I had 21 years of trying on my own. I was absolutely convinced I couldn’t live the Christian life, not the way the Bible described it. Now I realized, “He can. I’ll let Him” . . . .

For the first time I came to know that He had already made me the righteousness of God in Christ (2 Cor. 5:21). I was truly righteous. He had made me holy (Col. 3:12). He had made me complete (Col. 2:10). I was blameless in His sight (Col. 1:22). And loved. And acceptable.

The Lord taught me that when I was crucified on the cross with Christ, as Gal. 2:20 had told me for so long, I died to myself as my point of reference. He living in me was my point of reference. He would live His life through me, as me. Has He revealed that to you? If He hasn’t, He wants to, because that’s the good news. That’s the good news.”

The Christian life—an abundant life given by God—is all about resting in and living out his Spirit, a constant, minute-by-minute trust in a God who loves us beyond imagination. When we cease trying to measure up and instead rest in God’s love and the wide open spaces of his Kingdom, transformation begins to happen. That’s when, like the businessman, we start living by that oh-so-amazing grace.

What can we do to start living by grace and the Spirit instead of playing the “point game”? God’s designed some ways to cooperate with him in transforming our minds and hearts (what many call “spiritual disciplines”). For example, read (and read and read) the Word—it’s God’s revelation of himself and the way he and the world works. Turn off the TV or ipod to listen to and talk with God. Meet regularly with a Christian brother or sister, with whom you confess where you’re struggling and messing up—and encourage each other with the Word and truth.

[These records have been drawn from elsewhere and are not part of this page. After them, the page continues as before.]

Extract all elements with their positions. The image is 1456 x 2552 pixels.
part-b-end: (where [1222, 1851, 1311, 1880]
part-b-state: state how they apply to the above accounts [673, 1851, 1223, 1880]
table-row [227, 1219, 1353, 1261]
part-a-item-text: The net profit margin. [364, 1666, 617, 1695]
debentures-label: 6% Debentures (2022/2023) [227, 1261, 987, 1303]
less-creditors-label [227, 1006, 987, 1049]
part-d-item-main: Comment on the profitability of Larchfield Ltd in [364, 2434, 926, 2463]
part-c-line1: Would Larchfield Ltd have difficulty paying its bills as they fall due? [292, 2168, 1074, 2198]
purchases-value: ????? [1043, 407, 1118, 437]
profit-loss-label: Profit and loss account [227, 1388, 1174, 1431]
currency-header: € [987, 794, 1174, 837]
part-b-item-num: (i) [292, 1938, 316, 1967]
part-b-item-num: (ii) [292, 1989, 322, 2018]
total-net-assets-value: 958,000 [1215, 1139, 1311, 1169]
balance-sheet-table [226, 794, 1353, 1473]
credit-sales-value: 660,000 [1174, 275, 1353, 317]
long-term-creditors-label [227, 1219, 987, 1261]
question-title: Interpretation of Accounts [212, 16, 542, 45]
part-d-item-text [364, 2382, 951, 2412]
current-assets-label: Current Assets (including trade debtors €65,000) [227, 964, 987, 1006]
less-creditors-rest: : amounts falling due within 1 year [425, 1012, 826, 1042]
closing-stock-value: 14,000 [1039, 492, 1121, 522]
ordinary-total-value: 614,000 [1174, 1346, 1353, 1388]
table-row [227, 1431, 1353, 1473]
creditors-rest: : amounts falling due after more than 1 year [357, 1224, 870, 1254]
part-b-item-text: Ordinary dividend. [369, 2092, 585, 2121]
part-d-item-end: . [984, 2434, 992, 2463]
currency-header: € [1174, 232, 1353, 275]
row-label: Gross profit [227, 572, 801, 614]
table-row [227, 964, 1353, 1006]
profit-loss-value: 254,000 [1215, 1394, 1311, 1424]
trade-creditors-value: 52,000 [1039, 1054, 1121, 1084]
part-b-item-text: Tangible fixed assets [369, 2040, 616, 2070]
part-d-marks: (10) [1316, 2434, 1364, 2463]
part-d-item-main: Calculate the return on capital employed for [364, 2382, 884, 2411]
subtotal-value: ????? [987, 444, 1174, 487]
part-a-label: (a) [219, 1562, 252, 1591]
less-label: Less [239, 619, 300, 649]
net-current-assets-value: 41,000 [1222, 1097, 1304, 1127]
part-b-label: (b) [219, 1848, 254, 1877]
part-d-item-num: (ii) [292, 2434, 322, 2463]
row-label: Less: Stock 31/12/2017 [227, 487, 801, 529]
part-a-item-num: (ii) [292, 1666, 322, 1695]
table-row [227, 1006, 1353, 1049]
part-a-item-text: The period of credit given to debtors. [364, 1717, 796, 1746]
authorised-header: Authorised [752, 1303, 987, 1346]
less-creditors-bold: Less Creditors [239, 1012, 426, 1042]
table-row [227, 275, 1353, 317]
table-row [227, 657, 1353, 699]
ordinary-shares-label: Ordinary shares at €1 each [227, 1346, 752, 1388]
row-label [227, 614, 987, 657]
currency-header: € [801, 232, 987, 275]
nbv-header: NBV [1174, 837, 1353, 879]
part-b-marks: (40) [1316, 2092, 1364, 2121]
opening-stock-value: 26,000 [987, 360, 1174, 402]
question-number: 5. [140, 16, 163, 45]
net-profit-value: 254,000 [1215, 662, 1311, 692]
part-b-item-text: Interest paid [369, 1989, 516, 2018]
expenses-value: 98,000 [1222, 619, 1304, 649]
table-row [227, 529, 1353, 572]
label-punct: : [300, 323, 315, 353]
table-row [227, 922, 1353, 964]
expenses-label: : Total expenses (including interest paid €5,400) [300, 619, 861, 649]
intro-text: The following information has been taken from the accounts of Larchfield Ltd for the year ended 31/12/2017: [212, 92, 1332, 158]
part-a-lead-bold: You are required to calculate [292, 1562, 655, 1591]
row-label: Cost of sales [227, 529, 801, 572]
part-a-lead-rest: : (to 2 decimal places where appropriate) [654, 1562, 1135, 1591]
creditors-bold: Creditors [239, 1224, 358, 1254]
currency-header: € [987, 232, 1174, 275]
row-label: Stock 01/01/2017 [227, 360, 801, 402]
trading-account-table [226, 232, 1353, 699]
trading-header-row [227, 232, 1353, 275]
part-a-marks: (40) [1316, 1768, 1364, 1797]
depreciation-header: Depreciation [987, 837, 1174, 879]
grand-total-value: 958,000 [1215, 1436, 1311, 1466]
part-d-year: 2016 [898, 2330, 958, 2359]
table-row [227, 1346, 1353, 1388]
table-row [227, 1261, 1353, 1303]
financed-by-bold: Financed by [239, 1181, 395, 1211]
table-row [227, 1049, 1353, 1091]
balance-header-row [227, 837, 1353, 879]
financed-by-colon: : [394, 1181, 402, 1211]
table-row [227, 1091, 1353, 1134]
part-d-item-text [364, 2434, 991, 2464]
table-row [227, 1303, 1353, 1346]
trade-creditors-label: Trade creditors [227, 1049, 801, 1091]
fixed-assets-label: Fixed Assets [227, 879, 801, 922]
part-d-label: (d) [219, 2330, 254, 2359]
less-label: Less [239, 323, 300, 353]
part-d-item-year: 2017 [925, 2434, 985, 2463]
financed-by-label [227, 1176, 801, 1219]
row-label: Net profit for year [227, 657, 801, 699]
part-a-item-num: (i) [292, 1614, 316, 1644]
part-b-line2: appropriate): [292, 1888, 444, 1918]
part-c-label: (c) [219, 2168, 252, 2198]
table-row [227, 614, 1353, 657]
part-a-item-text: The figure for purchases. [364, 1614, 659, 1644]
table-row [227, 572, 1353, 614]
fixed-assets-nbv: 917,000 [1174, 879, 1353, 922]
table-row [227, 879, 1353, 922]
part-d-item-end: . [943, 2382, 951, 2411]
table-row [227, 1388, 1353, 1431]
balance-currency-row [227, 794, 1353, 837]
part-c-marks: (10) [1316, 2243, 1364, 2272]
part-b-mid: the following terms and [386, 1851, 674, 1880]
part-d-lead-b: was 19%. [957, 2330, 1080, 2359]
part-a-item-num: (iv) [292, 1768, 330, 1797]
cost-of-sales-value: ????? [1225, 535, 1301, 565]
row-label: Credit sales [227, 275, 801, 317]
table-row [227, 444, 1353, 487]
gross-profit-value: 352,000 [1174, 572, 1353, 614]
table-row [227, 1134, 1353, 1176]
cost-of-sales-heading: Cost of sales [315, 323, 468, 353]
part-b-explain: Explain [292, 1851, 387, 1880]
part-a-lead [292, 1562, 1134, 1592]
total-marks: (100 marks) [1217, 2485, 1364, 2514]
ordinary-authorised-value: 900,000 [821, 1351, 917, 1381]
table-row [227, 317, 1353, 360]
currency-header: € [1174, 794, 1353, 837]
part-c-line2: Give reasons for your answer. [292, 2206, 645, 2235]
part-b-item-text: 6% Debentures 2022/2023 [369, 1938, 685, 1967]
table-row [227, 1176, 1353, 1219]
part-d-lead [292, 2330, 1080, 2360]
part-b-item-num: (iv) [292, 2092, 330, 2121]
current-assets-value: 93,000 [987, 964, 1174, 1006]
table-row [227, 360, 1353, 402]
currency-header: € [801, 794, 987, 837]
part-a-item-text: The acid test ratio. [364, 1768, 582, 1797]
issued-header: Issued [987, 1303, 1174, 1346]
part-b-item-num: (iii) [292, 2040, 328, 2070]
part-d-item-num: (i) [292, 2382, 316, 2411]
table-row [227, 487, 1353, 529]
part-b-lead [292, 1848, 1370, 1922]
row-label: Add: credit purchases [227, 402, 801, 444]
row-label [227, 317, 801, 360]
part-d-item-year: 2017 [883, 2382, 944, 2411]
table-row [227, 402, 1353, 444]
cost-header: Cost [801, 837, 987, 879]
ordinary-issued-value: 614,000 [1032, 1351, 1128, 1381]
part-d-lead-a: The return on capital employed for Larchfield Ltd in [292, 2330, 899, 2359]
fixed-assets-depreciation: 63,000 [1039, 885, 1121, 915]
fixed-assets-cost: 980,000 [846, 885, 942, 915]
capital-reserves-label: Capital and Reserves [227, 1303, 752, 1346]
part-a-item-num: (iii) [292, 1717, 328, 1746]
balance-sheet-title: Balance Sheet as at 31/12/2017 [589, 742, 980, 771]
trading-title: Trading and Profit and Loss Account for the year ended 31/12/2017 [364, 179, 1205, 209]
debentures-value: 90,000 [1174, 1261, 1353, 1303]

These actions, in and of themselves, don’t change us; they aren’t another point system to tally up. These disciplines, however, are a means to grace. They are ways God’s designed for us to open up to him, to focus our minds and hearts on him, to remind and teach us to trust and live out of his Spirit. God then uses that trust and openness to transform us to be more like Jesus. And that’s a sweet taste of heaven.

Which is much better than playing the point game, don’t you think?